Hospitals, like many government agencies, have required workers to get vaccinated. Those employees are on the frontlines, facing the risks of daily exposure, or exposing patients, to COVID-19.
That hasn’t been the case on Beacon Hill where despite legislators and staff being required to be vaccinated, few work with any regularity from the State House, which remains among the last state capitols closed to the public.
House leaders this week announced the babiest of steps toward a return to normal operations, with employees told they must be “available” to work in person beginning Dec. 13 as a condition of employment, meaning the ability to work remotely is no longer an excuse for not being vaccinated.
This phase of reopening, dubbed 2A, is a precursor, according to House leaders, to calling back a larger cohort of lawmakers and staff on a more regular basis, rather than just the minimum required to facilitate sessions, which this week brought about the passage of a genocide education bill.
Who knows what the activity level inside the State House will be come January when voters elect a successor to MassBio CEO Joe Boncore, but for one the Democrats running it was a big Thanksgiving week.
Boston City Councilor Lydia Edwards rolled out a deep slate of endorsements from state lawmakers on Tuesday with Mayor Michelle Wu at her side. It was a day after Edwards was at City Hall celebrating the signing of Wu’s first ordinance as mayor directing the divestment of $65 million in city investments from fossil fuel companies.

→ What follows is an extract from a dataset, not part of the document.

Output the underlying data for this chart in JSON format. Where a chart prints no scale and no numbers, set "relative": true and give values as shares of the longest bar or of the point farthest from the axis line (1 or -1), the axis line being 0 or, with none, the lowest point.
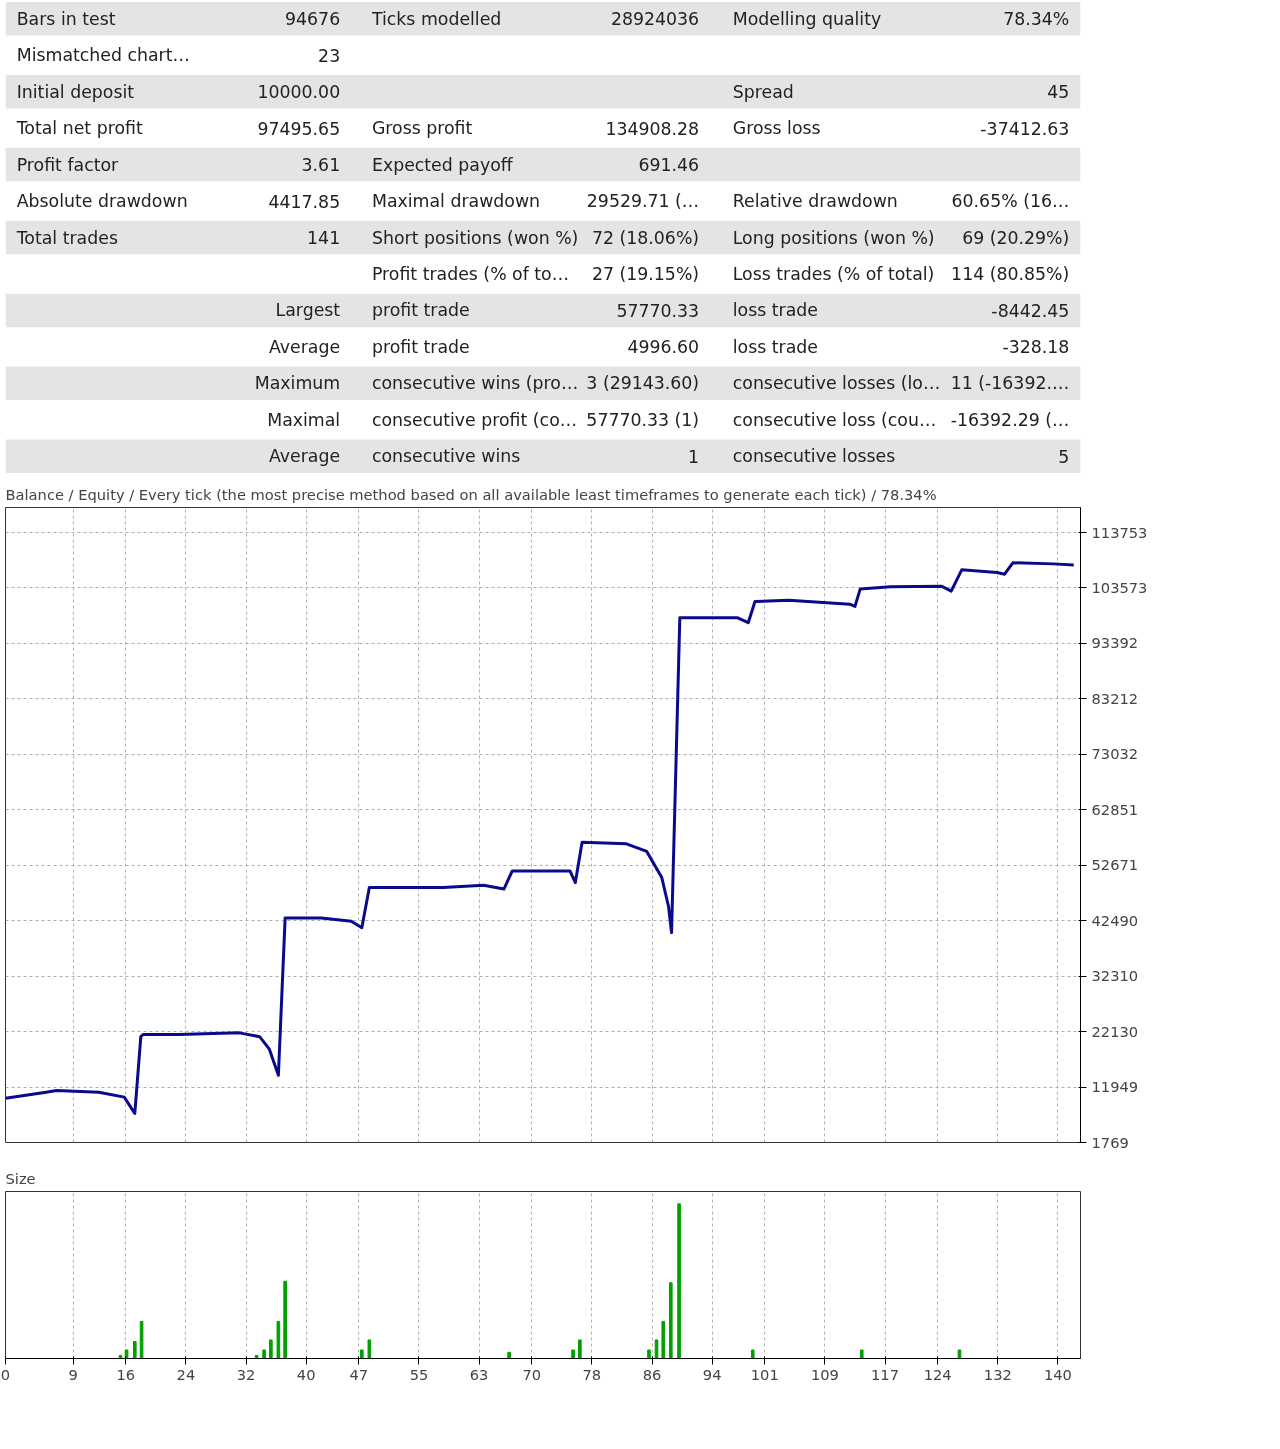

Edwards was a co-sponsor of the ordinance, and said the city was finally putting its money where its mouth was. Though at the state level, fossil fuel divestment has been less attractive to the Legislature, and Treasurer Deb Goldberg, who oversees the state pension fund, is pursuing a different strategy – working from within companies as a shareholder to shape corporate clean energy policy.
Divestment is just one area where Boston and state policy leaders may not be on the same page, and Wu disclosed this week that she discssed another – rent control – with Gov. Baker last week during their one-on-one meeting.
Wu said rent control doesn’t have to look like the “old” policy that Baker remembers from his days as a renter in Boston and opposes. But the mayor said details will have to wait.
During her first appearance on GBH’s “Boston Public Radio” as mayor, Wu also said she wasn’t ready to announce any new COVID-19 vaccine requirements, but strongly hinted that a proof-of-vaccination program for patrons of restaurants and performances venues, akin to the one used in New York City, could be in the works.